One of my favorite things about this time of year, though, was the reading.  It started early in elementary school with books like “Stellaluna” and “Bunnicula” and poems like In a Dark, Dark, Wood.  Then it extended into middle school with “Goosebumps”, “Fear Street”, “Scary Stories to Tell in the Dark”, and “13 Alabama Ghosts and Jeffrey.”  My friends and I started a club called the Ghost Gang.  We’d nestle into the very back corner of the school library where it was dark and “scary” and read out of those books. 

In high school, my choice of reading extended to Stephen King and older horror, but those first books will always have a place in my heart.  Every time I see one in the bookstore, I can’t help but stop and read it.  I read “Stellaluna” aloud to my husband the other day and garnered some strange stares, but that’s how it’s supposed to be read.  Preferrably sitting in a rocker with your listener on a rug in front of you, but I’ll take what I can get.  What can I say?  I’m a child at heart.

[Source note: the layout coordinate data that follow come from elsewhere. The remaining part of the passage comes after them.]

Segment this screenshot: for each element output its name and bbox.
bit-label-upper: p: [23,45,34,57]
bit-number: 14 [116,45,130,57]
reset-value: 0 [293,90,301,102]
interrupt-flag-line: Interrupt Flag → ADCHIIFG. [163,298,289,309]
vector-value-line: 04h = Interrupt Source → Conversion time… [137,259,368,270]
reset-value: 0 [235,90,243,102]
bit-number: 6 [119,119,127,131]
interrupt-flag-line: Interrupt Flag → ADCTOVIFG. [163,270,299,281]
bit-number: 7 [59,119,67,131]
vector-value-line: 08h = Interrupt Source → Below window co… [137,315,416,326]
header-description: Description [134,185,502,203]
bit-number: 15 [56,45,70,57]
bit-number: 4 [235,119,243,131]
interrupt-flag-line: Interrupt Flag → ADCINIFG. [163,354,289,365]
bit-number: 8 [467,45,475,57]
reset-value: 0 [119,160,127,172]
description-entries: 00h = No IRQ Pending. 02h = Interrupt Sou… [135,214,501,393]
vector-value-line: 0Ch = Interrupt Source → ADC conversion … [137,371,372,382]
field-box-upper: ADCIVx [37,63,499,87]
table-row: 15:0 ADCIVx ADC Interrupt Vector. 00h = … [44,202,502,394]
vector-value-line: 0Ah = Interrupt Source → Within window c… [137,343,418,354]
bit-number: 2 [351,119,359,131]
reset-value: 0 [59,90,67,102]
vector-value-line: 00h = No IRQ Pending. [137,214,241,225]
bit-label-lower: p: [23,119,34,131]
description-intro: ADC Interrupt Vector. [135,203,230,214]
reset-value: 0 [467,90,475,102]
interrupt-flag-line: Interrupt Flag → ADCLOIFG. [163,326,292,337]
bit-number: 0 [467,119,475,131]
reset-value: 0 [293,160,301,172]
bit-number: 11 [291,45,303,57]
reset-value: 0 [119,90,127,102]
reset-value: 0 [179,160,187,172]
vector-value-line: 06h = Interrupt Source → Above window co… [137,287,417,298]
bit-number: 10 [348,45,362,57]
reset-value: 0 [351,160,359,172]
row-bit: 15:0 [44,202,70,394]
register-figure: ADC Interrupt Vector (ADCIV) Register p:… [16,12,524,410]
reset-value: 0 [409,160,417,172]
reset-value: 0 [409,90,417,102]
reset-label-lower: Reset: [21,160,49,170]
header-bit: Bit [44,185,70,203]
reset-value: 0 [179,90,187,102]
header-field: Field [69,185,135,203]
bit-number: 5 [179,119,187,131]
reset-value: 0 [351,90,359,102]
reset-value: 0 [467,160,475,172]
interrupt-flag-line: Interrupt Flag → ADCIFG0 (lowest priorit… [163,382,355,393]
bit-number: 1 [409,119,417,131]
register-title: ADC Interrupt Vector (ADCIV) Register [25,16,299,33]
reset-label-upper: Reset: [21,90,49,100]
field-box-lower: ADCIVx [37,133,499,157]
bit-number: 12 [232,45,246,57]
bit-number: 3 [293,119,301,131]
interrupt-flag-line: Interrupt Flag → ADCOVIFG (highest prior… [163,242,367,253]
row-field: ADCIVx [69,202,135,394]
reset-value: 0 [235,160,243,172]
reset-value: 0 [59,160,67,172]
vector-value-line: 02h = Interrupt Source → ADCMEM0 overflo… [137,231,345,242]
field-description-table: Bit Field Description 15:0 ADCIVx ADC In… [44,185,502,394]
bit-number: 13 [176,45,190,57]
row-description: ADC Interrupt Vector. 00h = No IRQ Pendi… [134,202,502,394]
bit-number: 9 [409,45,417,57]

So, yay for fall!  Yay for cheesy paper decorations, bad homemade costumes, chili, and wassail, pumpkins, and cool, foggy, nights.  I leave you with the poem/folk tale I mentioned.  The school had a bound version with great illustrations that I can’t find anywhere, but fortunately, I found the actual tale on Google.  Enjoy!

“In a dark, dark, wood, there was a dark, dark, path.  And up that dark, dark, path, there was a dark, dark, house.  And in that dark, dark, house, there was a dark, dark, stair.  And down that dark, dark, stair, there was a dark, dark, room.  And in that dark, dark, room, there was a dark, dark, cupboard.  And in that dark, dark, cupboard, there was a dark, dark, box.  And in that dark, dark, box, there was a dark, dark, GHOST!” – Original author unknown.